En 2011, l’université d’Anvers et l’université de technologie de Delft avaient découvert un portrait caché sous celui de Don Ramón Satué peint par Goya. L’analyse au balayage macro X-spectrométrie de fluorescence montre un portrait non terminé d’un homme assis, portant une tenue d’officier de couleur sombre avec plastron jaune qui pourrait correspondre à la tenue des grenadiers de l’infanterie de ligne.
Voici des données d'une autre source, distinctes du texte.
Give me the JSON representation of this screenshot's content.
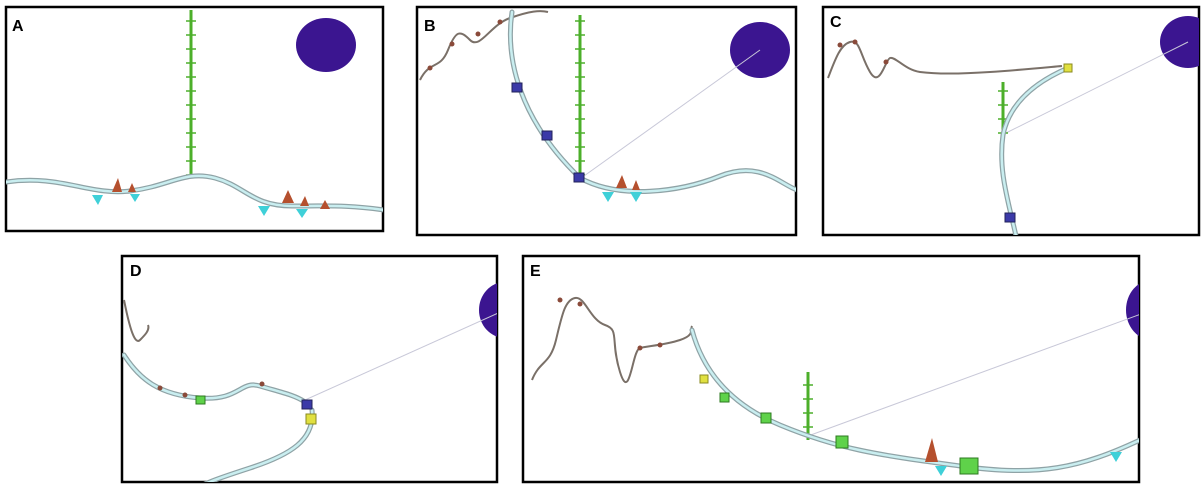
{
  "panels": [
    {
      "label": "A"
    },
    {
      "label": "B"
    },
    {
      "label": "C"
    },
    {
      "label": "D"
    },
    {
      "label": "E"
    }
  ]
}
Sur la poitrine, on reconnait le Grand cordon rouge ou Grand-croix de l’Ordre royal d’Espagne, une plaque de Grand aigle de la Légion d’honneur, une plaque avec étoile rouge et rayons d’argent correspondant à la plaque de Grand-commandeur de l’Ordre royal d’Espagne, ainsi qu’un début d’étoile rouge avec pointe vers le bas correspondant à la croix de l’Ordre royal des Deux-Siciles. Au col, un début de cordon rouge de l’ordre de la toison d’or.
EST-CE JOSÉ 1er ?
Le visage est certes méconnaissable, mais raisonnons par élimination : le seul susceptible de porter cette tenue militaire et ces décorations étatiques est José 1er, roi d’Espagne et frère de Napoléon.
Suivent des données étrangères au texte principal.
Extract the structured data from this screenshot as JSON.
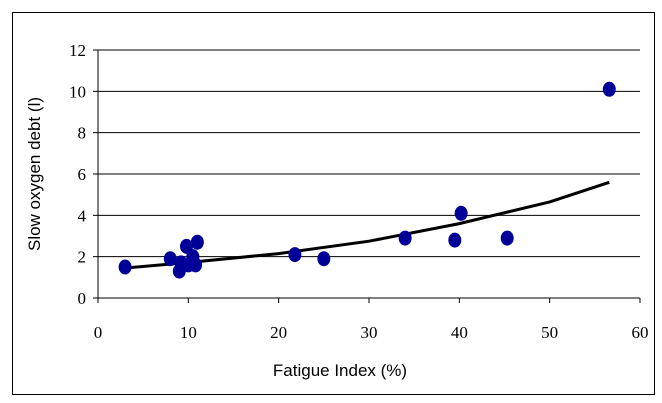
{
  "chart_data": {
    "type": "scatter",
    "xlabel": "Fatigue Index (%)",
    "ylabel": "Slow oxygen debt (l)",
    "xlim": [
      0,
      60
    ],
    "ylim": [
      0,
      12
    ],
    "x_ticks": [
      0,
      10,
      20,
      30,
      40,
      50,
      60
    ],
    "y_ticks": [
      0,
      2,
      4,
      6,
      8,
      10,
      12
    ],
    "grid": "horizontal",
    "legend": "none",
    "point_color": "#000099",
    "trend_color": "#000000",
    "series": [
      {
        "points": [
          {
            "x": 3.0,
            "y": 1.5
          },
          {
            "x": 8.0,
            "y": 1.9
          },
          {
            "x": 9.0,
            "y": 1.3
          },
          {
            "x": 9.2,
            "y": 1.7
          },
          {
            "x": 9.8,
            "y": 2.5
          },
          {
            "x": 10.0,
            "y": 1.6
          },
          {
            "x": 10.5,
            "y": 2.0
          },
          {
            "x": 10.8,
            "y": 1.6
          },
          {
            "x": 11.0,
            "y": 2.7
          },
          {
            "x": 21.8,
            "y": 2.1
          },
          {
            "x": 25.0,
            "y": 1.9
          },
          {
            "x": 34.0,
            "y": 2.9
          },
          {
            "x": 39.5,
            "y": 2.8
          },
          {
            "x": 40.2,
            "y": 4.1
          },
          {
            "x": 45.3,
            "y": 2.9
          },
          {
            "x": 56.6,
            "y": 10.1
          }
        ]
      }
    ],
    "trendline": [
      {
        "x": 3,
        "y": 1.45
      },
      {
        "x": 10,
        "y": 1.72
      },
      {
        "x": 20,
        "y": 2.15
      },
      {
        "x": 30,
        "y": 2.75
      },
      {
        "x": 40,
        "y": 3.6
      },
      {
        "x": 50,
        "y": 4.65
      },
      {
        "x": 56.6,
        "y": 5.6
      }
    ]
  }
}
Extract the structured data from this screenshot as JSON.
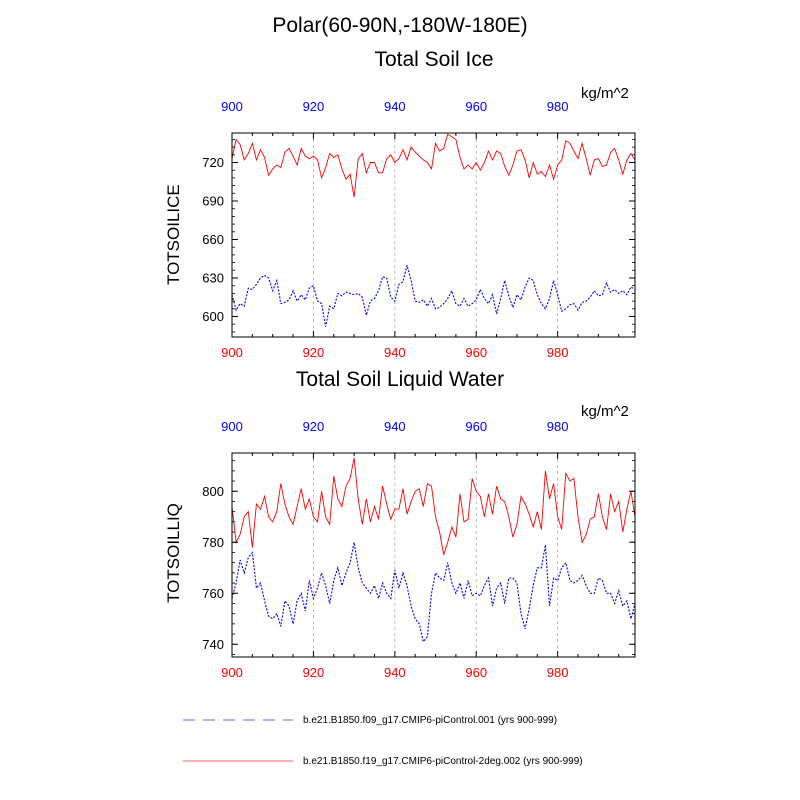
{
  "figure_title": "Polar(60-90N,-180W-180E)",
  "legend": [
    {
      "label": "b.e21.B1850.f09_g17.CMIP6-piControl.001 (yrs 900-999)",
      "color": "#0000ff",
      "style": "dashed"
    },
    {
      "label": "b.e21.B1850.f19_g17.CMIP6-piControl-2deg.002 (yrs 900-999)",
      "color": "#ff0000",
      "style": "solid"
    }
  ],
  "chart_data": [
    {
      "type": "line",
      "title": "Total Soil Ice",
      "units": "kg/m^2",
      "ylabel": "TOTSOILICE",
      "xlabel": "",
      "xlim": [
        900,
        999
      ],
      "ylim": [
        584,
        743
      ],
      "x_ticks": [
        "900",
        "920",
        "940",
        "960",
        "980"
      ],
      "y_ticks": [
        "600",
        "630",
        "660",
        "690",
        "720"
      ],
      "x_tick_color_bottom": "#ff0000",
      "x_tick_color_top": "#0000ff",
      "x_start": 900,
      "series": [
        {
          "name": "b.e21.B1850.f09_g17.CMIP6-piControl.001",
          "color": "#0000ff",
          "style": "dashed",
          "values": [
            617,
            605,
            610,
            608,
            622,
            621,
            625,
            630,
            632,
            630,
            620,
            628,
            610,
            611,
            613,
            620,
            612,
            617,
            613,
            622,
            624,
            612,
            610,
            592,
            608,
            606,
            618,
            616,
            619,
            618,
            617,
            618,
            615,
            601,
            612,
            614,
            620,
            631,
            630,
            615,
            612,
            625,
            627,
            640,
            628,
            612,
            611,
            613,
            608,
            614,
            606,
            607,
            610,
            614,
            620,
            610,
            608,
            614,
            608,
            610,
            613,
            621,
            614,
            610,
            617,
            602,
            614,
            628,
            616,
            607,
            617,
            613,
            623,
            630,
            628,
            617,
            610,
            606,
            614,
            628,
            617,
            604,
            606,
            609,
            610,
            605,
            611,
            612,
            615,
            620,
            616,
            617,
            626,
            619,
            621,
            618,
            620,
            617,
            623,
            621
          ]
        },
        {
          "name": "b.e21.B1850.f19_g17.CMIP6-piControl-2deg.002",
          "color": "#ff0000",
          "style": "solid",
          "values": [
            723,
            738,
            734,
            722,
            727,
            735,
            722,
            730,
            724,
            710,
            715,
            718,
            716,
            728,
            731,
            725,
            718,
            731,
            725,
            723,
            725,
            722,
            708,
            716,
            727,
            724,
            726,
            715,
            707,
            711,
            693,
            723,
            727,
            712,
            720,
            720,
            712,
            712,
            723,
            726,
            720,
            723,
            730,
            722,
            732,
            728,
            725,
            722,
            720,
            715,
            735,
            729,
            731,
            742,
            740,
            738,
            724,
            715,
            718,
            715,
            720,
            714,
            720,
            729,
            722,
            729,
            727,
            717,
            710,
            718,
            729,
            730,
            722,
            708,
            720,
            711,
            713,
            709,
            718,
            707,
            718,
            722,
            737,
            735,
            729,
            723,
            735,
            723,
            710,
            722,
            723,
            717,
            718,
            728,
            731,
            722,
            711,
            722,
            727,
            722
          ]
        }
      ]
    },
    {
      "type": "line",
      "title": "Total Soil Liquid Water",
      "units": "kg/m^2",
      "ylabel": "TOTSOILLIQ",
      "xlabel": "",
      "xlim": [
        900,
        999
      ],
      "ylim": [
        735,
        815
      ],
      "x_ticks": [
        "900",
        "920",
        "940",
        "960",
        "980"
      ],
      "y_ticks": [
        "740",
        "760",
        "780",
        "800"
      ],
      "x_tick_color_bottom": "#ff0000",
      "x_tick_color_top": "#0000ff",
      "x_start": 900,
      "series": [
        {
          "name": "b.e21.B1850.f09_g17.CMIP6-piControl.001",
          "color": "#0000ff",
          "style": "dashed",
          "values": [
            758,
            764,
            773,
            768,
            774,
            776,
            762,
            764,
            757,
            751,
            750,
            752,
            747,
            757,
            755,
            748,
            757,
            760,
            753,
            765,
            758,
            762,
            768,
            763,
            756,
            765,
            770,
            763,
            768,
            772,
            780,
            770,
            764,
            762,
            760,
            763,
            758,
            764,
            760,
            758,
            769,
            762,
            768,
            763,
            755,
            750,
            748,
            741,
            743,
            760,
            768,
            766,
            765,
            772,
            764,
            760,
            764,
            758,
            765,
            759,
            760,
            759,
            763,
            766,
            755,
            762,
            764,
            756,
            766,
            766,
            764,
            752,
            746,
            754,
            763,
            770,
            770,
            779,
            755,
            766,
            765,
            770,
            772,
            765,
            764,
            765,
            767,
            763,
            760,
            760,
            766,
            765,
            760,
            760,
            756,
            761,
            755,
            757,
            750,
            756
          ]
        },
        {
          "name": "b.e21.B1850.f19_g17.CMIP6-piControl-2deg.002",
          "color": "#ff0000",
          "style": "solid",
          "values": [
            794,
            780,
            783,
            790,
            792,
            778,
            795,
            793,
            798,
            790,
            788,
            792,
            803,
            795,
            790,
            787,
            794,
            801,
            793,
            797,
            790,
            788,
            800,
            790,
            787,
            806,
            797,
            794,
            802,
            805,
            813,
            797,
            787,
            797,
            788,
            794,
            789,
            802,
            795,
            789,
            793,
            793,
            801,
            791,
            796,
            800,
            801,
            794,
            803,
            802,
            790,
            784,
            775,
            780,
            786,
            782,
            799,
            788,
            789,
            805,
            800,
            798,
            790,
            799,
            791,
            802,
            797,
            796,
            790,
            782,
            787,
            798,
            795,
            791,
            786,
            792,
            785,
            808,
            797,
            803,
            790,
            785,
            807,
            804,
            805,
            790,
            780,
            783,
            789,
            790,
            799,
            790,
            785,
            799,
            792,
            796,
            784,
            793,
            800,
            790
          ]
        }
      ]
    }
  ]
}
De plus, un portrait peint par François Gérard, daté de 1810, représente José 1er avec une tenue ressemblante, et quelques décorations citées plus haut. Ce portrait est exposé à Aspley house (Wellington Museum) à Londres. Une copie de ce portrait, peinte par François Joseph Kinson et datée de 1811, est exposée au Bowes museum, à Barnard Castle, nord de l’Angleterre. Une autre copie, peinte par Inès Esménard et datée de 1837, est exposée au musée de la maison Bonaparte à Ajaccio. D’après les indices relevés, on pourrait dater le portrait d’origine entre 1808 et 1813.
POURQUOI FAIRE UN AUTRE PORTRAIT ?
En 1813, José 1er perdit le pouvoir en Espagne et revint en France. On suppose qu’à ce moment-là, Goya garda ce portrait non terminé. Ferdinand VII, de retour sur le trône d’Espagne en 1814, remit le pays dans une monarchie absolutiste.
En 1823, une répression plus forte contre les libéraux fut employée dans toute l’Espagne, et Goya, afrancesado* et ayant souscrit à la Constitution libérale, dut se cacher pendant trois mois dans la maison de Don José Duaso y Latre, l’oncle de Don Ramón Satué. C’est dans ce contexte qu’il aurait pu réaliser ce nouveau portrait afin d’éviter tout problème.
TRACÉ DU PORTRAIT
Ce portrait a appartenu au marquis de Heredia et à Benito Garriga au XIXe siècle. En 1890, il a été vendu aux enchères pour 1500 francs. En 1902, le Docteur Joachim Carvalho l’achète pour 9510 francs, à l’Hôtel Drouot à Paris, et l’expose au château de Villandry en France. En 1922, le Rijksmuseum l’a racheté.
Dimensions : 107 × 83,5 cm / Description Rijksmuseum : D. Ramon Satué / Alcalde de la cour / Par Goya en 1823. Don Ramón fut un juge. Sa lettre de nomination sur la gazette de Madrid, numéro 173, date du 20 juin 1821.
Le magazine The Burlington du mois d’octobre 2011 contient un article sur ce portrait caché…
Afrancesado* : francophile, ayant juré fidélité à la politique bonapartiste de José 1er.